Tesla completed installing a 100 megawatt lithium-ion based system, which makes it the world’s biggest battery, in South Australia on Wednesday. The battery will now face regulatory testing to ensure it is optimized and meets the government’s standard, before operations commence Dec. 1.

Musk had made the bet Sept. 29, at a time when the company was halfway through completing the project.

While the bet was made on Twitter and may not have any legal binding, Musk has delivered before time for once and this may be saving him a lot of money — the 100 megawatt Powerpack is capable of storing energy equivalent to what a small power plant generates and costs 65 million Australian dollars (around $50 million).

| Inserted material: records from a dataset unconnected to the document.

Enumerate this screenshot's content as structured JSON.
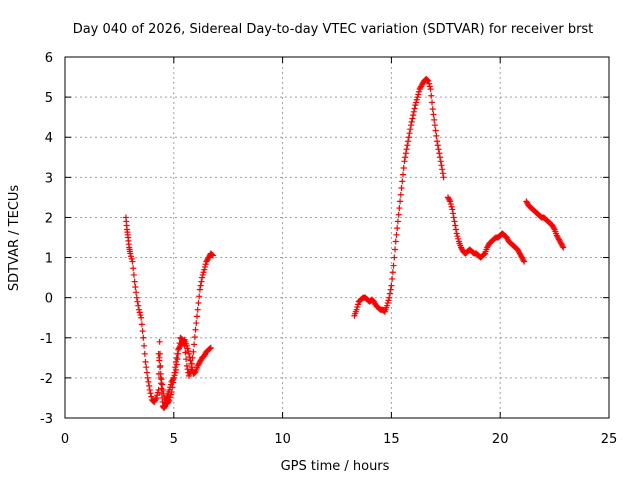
{
  "chart_data": {
    "type": "scatter",
    "title": "Day 040 of 2026, Sidereal Day-to-day VTEC variation (SDTVAR) for receiver brst",
    "xlabel": "GPS time / hours",
    "ylabel": "SDTVAR / TECUs",
    "xlim": [
      0,
      25
    ],
    "ylim": [
      -3,
      6
    ],
    "xticks": [
      "0",
      "5",
      "10",
      "15",
      "20",
      "25"
    ],
    "yticks": [
      "-3",
      "-2",
      "-1",
      "0",
      "1",
      "2",
      "3",
      "4",
      "5",
      "6"
    ],
    "grid": true,
    "marker": "+",
    "series": [
      {
        "name": "SDTVAR",
        "color": "#ff0000",
        "segments": [
          {
            "x": [
              2.8,
              2.85,
              2.9,
              2.95,
              3.0,
              3.1,
              3.2,
              3.3,
              3.4,
              3.5,
              3.6,
              3.7,
              3.8,
              3.9,
              4.0,
              4.1,
              4.2,
              4.3,
              4.35,
              4.4,
              4.45,
              4.5,
              4.55,
              4.6,
              4.65,
              4.7,
              4.8,
              4.9,
              5.0,
              5.1,
              5.2,
              5.3,
              5.4,
              5.5,
              5.6,
              5.7,
              5.8,
              5.9,
              6.0,
              6.1,
              6.2,
              6.3,
              6.4,
              6.5,
              6.6,
              6.7,
              6.8
            ],
            "y": [
              2.0,
              1.7,
              1.5,
              1.25,
              1.1,
              0.9,
              0.4,
              0.0,
              -0.3,
              -0.5,
              -1.0,
              -1.6,
              -2.0,
              -2.3,
              -2.55,
              -2.6,
              -2.5,
              -2.3,
              -1.1,
              -2.0,
              -2.4,
              -2.7,
              -2.75,
              -2.7,
              -2.55,
              -2.45,
              -2.3,
              -2.1,
              -2.0,
              -1.8,
              -1.4,
              -1.0,
              -1.05,
              -1.2,
              -1.7,
              -1.95,
              -1.8,
              -1.35,
              -0.8,
              -0.3,
              0.2,
              0.5,
              0.7,
              0.9,
              1.0,
              1.1,
              1.05
            ]
          },
          {
            "x": [
              4.3,
              4.4,
              4.5,
              4.6,
              4.7,
              4.8,
              4.9,
              5.0,
              5.1,
              5.2,
              5.3,
              5.4,
              5.5,
              5.6,
              5.7,
              5.8,
              5.9,
              6.0,
              6.1,
              6.2,
              6.3,
              6.4,
              6.5,
              6.6,
              6.7
            ],
            "y": [
              -1.4,
              -1.9,
              -2.3,
              -2.6,
              -2.65,
              -2.55,
              -2.35,
              -2.0,
              -1.6,
              -1.3,
              -1.2,
              -1.1,
              -1.05,
              -1.2,
              -1.4,
              -1.65,
              -1.9,
              -1.85,
              -1.7,
              -1.6,
              -1.5,
              -1.45,
              -1.35,
              -1.3,
              -1.25
            ]
          },
          {
            "x": [
              13.3,
              13.4,
              13.5,
              13.6,
              13.7,
              13.8,
              13.9,
              14.0,
              14.1,
              14.2,
              14.3,
              14.4,
              14.5,
              14.6,
              14.7,
              14.8,
              14.9,
              15.0,
              15.1,
              15.2,
              15.3,
              15.4,
              15.5,
              15.6,
              15.7,
              15.8,
              15.9,
              16.0,
              16.1,
              16.2,
              16.3,
              16.4,
              16.5,
              16.6,
              16.7,
              16.8,
              16.9,
              17.0,
              17.1,
              17.2,
              17.3,
              17.4
            ],
            "y": [
              -0.45,
              -0.3,
              -0.1,
              -0.05,
              0.0,
              0.0,
              -0.05,
              -0.1,
              -0.05,
              -0.1,
              -0.2,
              -0.25,
              -0.3,
              -0.3,
              -0.35,
              -0.2,
              0.0,
              0.3,
              0.8,
              1.4,
              1.9,
              2.4,
              2.9,
              3.4,
              3.7,
              4.0,
              4.3,
              4.55,
              4.8,
              5.0,
              5.2,
              5.3,
              5.4,
              5.45,
              5.4,
              5.2,
              4.7,
              4.3,
              3.9,
              3.6,
              3.3,
              3.0
            ]
          },
          {
            "x": [
              17.6,
              17.7,
              17.8,
              17.9,
              18.0,
              18.1,
              18.2,
              18.3,
              18.4,
              18.5,
              18.6,
              18.7,
              18.8,
              18.9,
              19.0,
              19.1,
              19.2,
              19.3,
              19.4,
              19.5,
              19.6,
              19.7,
              19.8,
              19.9,
              20.0,
              20.1,
              20.2,
              20.3,
              20.4,
              20.5,
              20.6,
              20.7,
              20.8,
              20.9,
              21.0,
              21.1
            ],
            "y": [
              2.5,
              2.4,
              2.2,
              1.9,
              1.6,
              1.4,
              1.25,
              1.15,
              1.1,
              1.15,
              1.2,
              1.15,
              1.1,
              1.1,
              1.05,
              1.0,
              1.05,
              1.1,
              1.25,
              1.35,
              1.4,
              1.45,
              1.5,
              1.5,
              1.55,
              1.6,
              1.55,
              1.5,
              1.4,
              1.35,
              1.3,
              1.25,
              1.2,
              1.1,
              1.0,
              0.9
            ]
          },
          {
            "x": [
              21.2,
              21.3,
              21.4,
              21.5,
              21.6,
              21.7,
              21.8,
              21.9,
              22.0,
              22.1,
              22.2,
              22.3,
              22.4,
              22.5,
              22.6,
              22.7,
              22.8,
              22.9
            ],
            "y": [
              2.4,
              2.3,
              2.25,
              2.2,
              2.15,
              2.1,
              2.05,
              2.0,
              2.0,
              1.95,
              1.9,
              1.85,
              1.8,
              1.7,
              1.55,
              1.45,
              1.35,
              1.25
            ]
          }
        ]
      }
    ]
  }
}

It could also create better avenues for the renewable industry to replace similar fossil fuel-based power plants. The Tesla Powerpack unit will resolve many issues for South Australia, which suffered through a blackout in Sept. 2016. The Powerpack is expected to stabilize the grid and supply power to 30,000 homes.

"While others are just talking, we are delivering our energy plan, making South Australia more self-sufficient, and providing back up power and more affordable energy for South Australians this summer. The world's largest lithium-ion battery will be an important part of our energy mix, and it sends the clearest message that South Australia will be a leader in renewable energy with battery storage," Jay Weatherill, the Premier of the Australian state, said in a statement.

Musk’s large Powerpacks seem to hold out hope for a fledgling solar industry. Even though the Powerpacks have been facing demand in China and India, they are running into various challenges globally. Some world leaders including President Donald J. Trump have been advocating a move towards ‘clean coal’ or even regular to safeguard the jobs of coal miners.

Even in Australia, a political coalition of the center-right parties has been advocating a return to coal. In other countries, solar projects are marred by financing and implementation concerns. India, which had claimed it will generate 40,000 gigawatts of solar energy by 2020, has been mired in an issue nobody anticipated — the prices of solar panels are so low that they have ceased to be a profitable investment.

If Musk’s 100 megawatt Powerpack passes tests, it could mean installation time for solar energy grids could be minimized. This would entail a reduction in the cost of supplying energy to homes and could make for significant savings for the regular Joe.

While the solar industry goes through the grind, Musk’s Powerpack comes as welcome announcement.